Against this backdrop, Goldman Sachs' Gabriela Borges has turned her eye on the cybersecurity sector. The analyst sees several industry dynamics that are favorable for long-term investors, including: “(1) Multi-product platforms have gained momentum and are closer to solving the challenge of staying innovative in subsegments historically defined by boom and bust product cycles. (2) The industry is less cyclical as mix shifts away from hardware and toward SaaS, and given consistent prioritization of security spend in enterprise budgets."
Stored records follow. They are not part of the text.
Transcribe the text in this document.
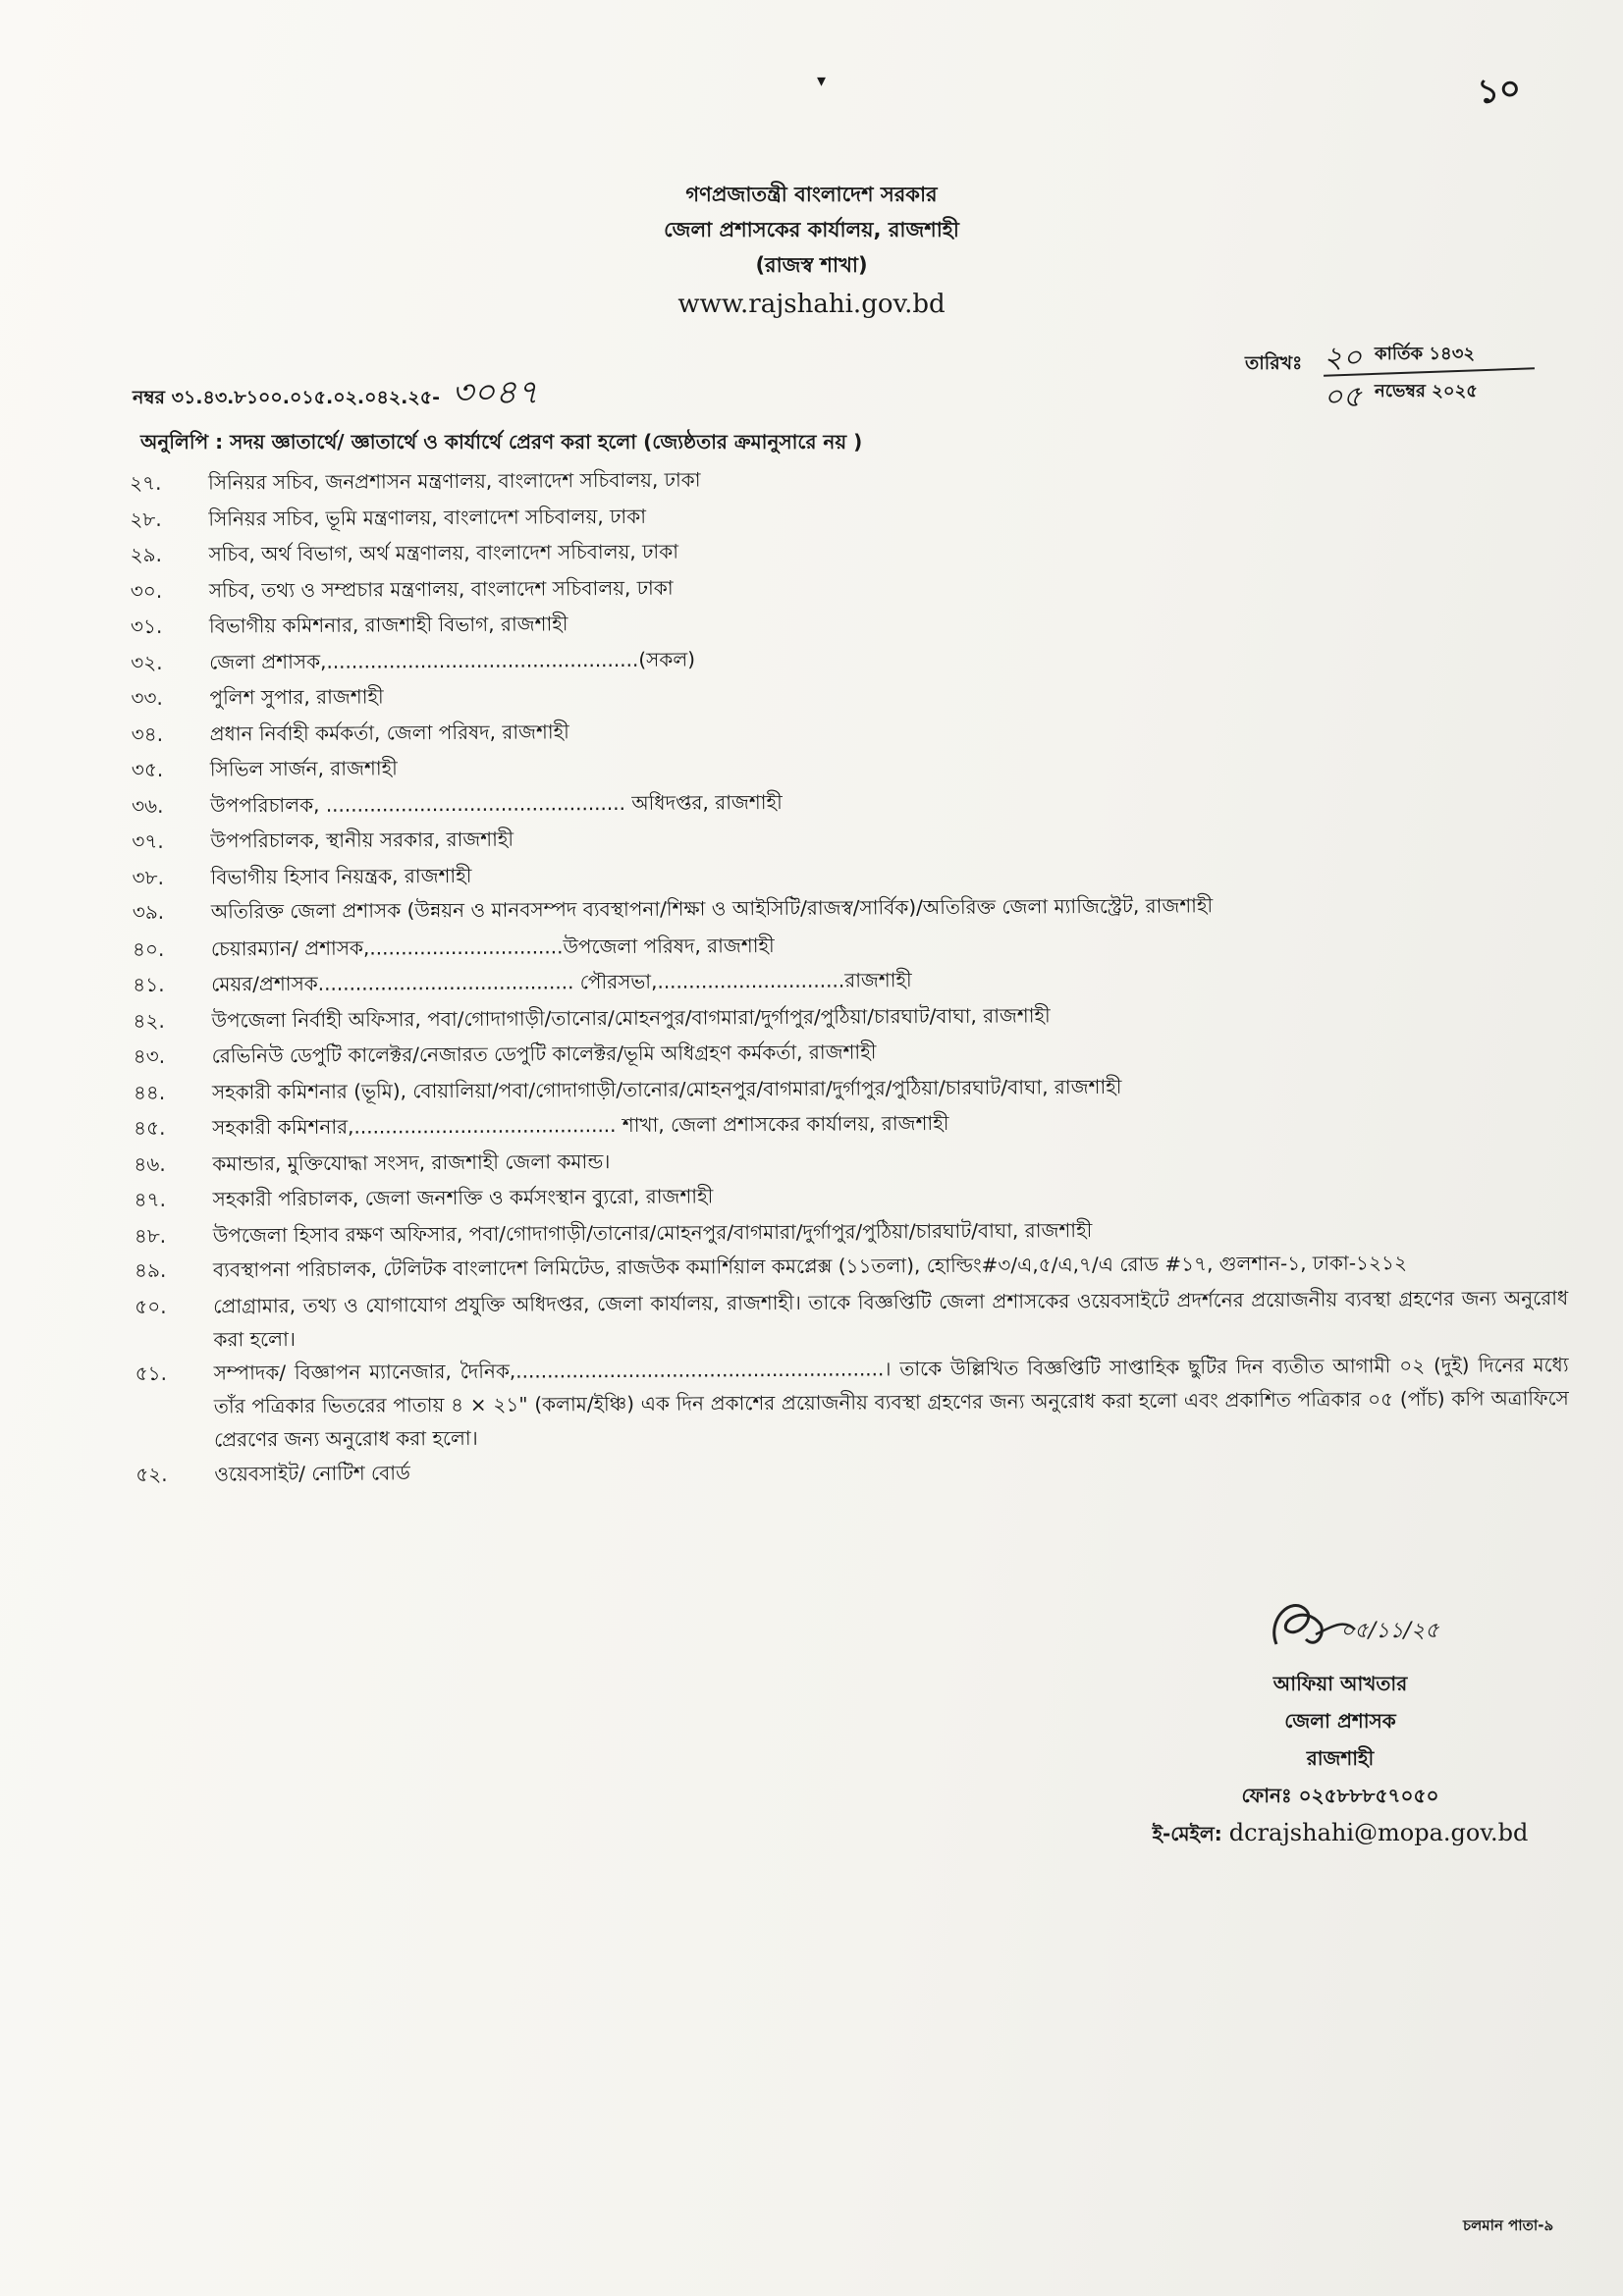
▾	১০
গণপ্রজাতন্ত্রী বাংলাদেশ সরকার
জেলা প্রশাসকের কার্যালয়, রাজশাহী
(রাজস্ব শাখা)
www.rajshahi.gov.bd
নম্বর ৩১.৪৩.৮১০০.০১৫.০২.০৪২.২৫- ৩০৪৭
তারিখঃ ২০ কার্তিক ১৪৩২
০৫ নভেম্বর ২০২৫
অনুলিপি : সদয় জ্ঞাতার্থে/ জ্ঞাতার্থে ও কার্যার্থে প্রেরণ করা হলো (জ্যেষ্ঠতার ক্রমানুসারে নয় )
২৭.	সিনিয়র সচিব, জনপ্রশাসন মন্ত্রণালয়, বাংলাদেশ সচিবালয়, ঢাকা
২৮.	সিনিয়র সচিব, ভূমি মন্ত্রণালয়, বাংলাদেশ সচিবালয়, ঢাকা
২৯.	সচিব, অর্থ বিভাগ, অর্থ মন্ত্রণালয়, বাংলাদেশ সচিবালয়, ঢাকা
৩০.	সচিব, তথ্য ও সম্প্রচার মন্ত্রণালয়, বাংলাদেশ সচিবালয়, ঢাকা
৩১.	বিভাগীয় কমিশনার, রাজশাহী বিভাগ, রাজশাহী
৩২.	জেলা প্রশাসক,..................................................(সকল)
৩৩.	পুলিশ সুপার, রাজশাহী
৩৪.	প্রধান নির্বাহী কর্মকর্তা, জেলা পরিষদ, রাজশাহী
৩৫.	সিভিল সার্জন, রাজশাহী
৩৬.	উপপরিচালক, ................................................ অধিদপ্তর, রাজশাহী
৩৭.	উপপরিচালক, স্থানীয় সরকার, রাজশাহী
৩৮.	বিভাগীয় হিসাব নিয়ন্ত্রক, রাজশাহী
৩৯.	অতিরিক্ত জেলা প্রশাসক (উন্নয়ন ও মানবসম্পদ ব্যবস্থাপনা/শিক্ষা ও আইসিটি/রাজস্ব/সার্বিক)/অতিরিক্ত জেলা ম্যাজিস্ট্রেট, রাজশাহী
৪০.	চেয়ারম্যান/ প্রশাসক,...............................উপজেলা পরিষদ, রাজশাহী
৪১.	মেয়র/প্রশাসক......................................... পৌরসভা,..............................রাজশাহী
৪২.	উপজেলা নির্বাহী অফিসার, পবা/গোদাগাড়ী/তানোর/মোহনপুর/বাগমারা/দুর্গাপুর/পুঠিয়া/চারঘাট/বাঘা, রাজশাহী
৪৩.	রেভিনিউ ডেপুটি কালেক্টর/নেজারত ডেপুটি কালেক্টর/ভূমি অধিগ্রহণ কর্মকর্তা, রাজশাহী
৪৪.	সহকারী কমিশনার (ভূমি), বোয়ালিয়া/পবা/গোদাগাড়ী/তানোর/মোহনপুর/বাগমারা/দুর্গাপুর/পুঠিয়া/চারঘাট/বাঘা, রাজশাহী
৪৫.	সহকারী কমিশনার,.......................................... শাখা, জেলা প্রশাসকের কার্যালয়, রাজশাহী
৪৬.	কমান্ডার, মুক্তিযোদ্ধা সংসদ, রাজশাহী জেলা কমান্ড।
৪৭.	সহকারী পরিচালক, জেলা জনশক্তি ও কর্মসংস্থান ব্যুরো, রাজশাহী
৪৮.	উপজেলা হিসাব রক্ষণ অফিসার, পবা/গোদাগাড়ী/তানোর/মোহনপুর/বাগমারা/দুর্গাপুর/পুঠিয়া/চারঘাট/বাঘা, রাজশাহী
৪৯.	ব্যবস্থাপনা পরিচালক, টেলিটক বাংলাদেশ লিমিটেড, রাজউক কমার্শিয়াল কমপ্লেক্স (১১তলা), হোল্ডিং#৩/এ,৫/এ,৭/এ রোড #১৭, গুলশান-১, ঢাকা-১২১২
৫০.	প্রোগ্রামার, তথ্য ও যোগাযোগ প্রযুক্তি অধিদপ্তর, জেলা কার্যালয়, রাজশাহী। তাকে বিজ্ঞপ্তিটি জেলা প্রশাসকের ওয়েবসাইটে প্রদর্শনের প্রয়োজনীয় ব্যবস্থা গ্রহণের জন্য অনুরোধ করা হলো।
৫১.	সম্পাদক/ বিজ্ঞাপন ম্যানেজার, দৈনিক,...........................................................। তাকে উল্লিখিত বিজ্ঞপ্তিটি সাপ্তাহিক ছুটির দিন ব্যতীত আগামী ০২ (দুই) দিনের মধ্যে তাঁর পত্রিকার ভিতরের পাতায় ৪ × ২১" (কলাম/ইঞ্চি) এক দিন প্রকাশের প্রয়োজনীয় ব্যবস্থা গ্রহণের জন্য অনুরোধ করা হলো এবং প্রকাশিত পত্রিকার ০৫ (পাঁচ) কপি অত্রাফিসে প্রেরণের জন্য অনুরোধ করা হলো।
৫২.	ওয়েবসাইট/ নোটিশ বোর্ড
০৫/১১/২৫
আফিয়া আখতার
জেলা প্রশাসক
রাজশাহী
ফোনঃ ০২৫৮৮৮৫৭০৫০
ই-মেইল: dcrajshahi@mopa.gov.bd
চলমান পাতা-৯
Borges doesn’t leave us with a macro view of the industry. The analyst goes on to give a drill-down to the micro level, and picks out two cybersecurity stocks that she sees as potential winners for the long haul.

In fact, Borges is not the only one singing these stocks’ praises. According to the TipRanks platform, each boasts a “Strong Buy” consensus rating from the broader analyst community, and offers double-digit upside potential for the year ahead. Let’s take a closer look.

CrowdStrike Holdings (CRWD)

The first Goldman-pick we’ll look at is CrowdStrike, the producer of the high-end Falcon Endpoint Protection line, and a leader in the cybersecurity ecosystem. CrowdStrike’s products have set an industry standard for online network protection and for digital security, and include a range of cloud-based modules for a wide variety of applications. The company makes the products available by subscription through the Software-as-a-Service model.

The company reported some sound metrics in its last quarterly report, for Q3 of fiscal 2023. Revenue was up 53% year-over-year, at $581 million, and annual recurring revenue, at $2.34 billion, was up 54%. On the bottom line, CrowdStrike reported a fiscal Q3 earnings of 40 cents per share, by non-GAAP measures, beating consensus estimate of 32 cents per share.

However, the company provided revenue guidance that fell short of estimates. Specifically, Q4 revenue is expected to be in a range of $619.1 million to $628.2 million, below Street estimates of $634.2 million.

While acknowledging that current market conditions act as a headwind on the stock, Goldman Sachs' Gabriela Borges believes it is well-placed for strong growth.

“We expect to see a moderation in growth rate… driven primarily by slower growth in the endpoint TAM and a slower pace of market share gain – and we believe this is well understood by the market. Over the medium term, 1) we expect to see steady growth in endpoint (80%+ of ARR), based on our bottom-up market share model suggesting next-gen endpoint technologies hold close to 50% share today; 2) we expect to see outsized growth in cloud, where our industry conversations suggest CrowdStrike is competitive given its core competencies in data collection and monitoring," Borges opined.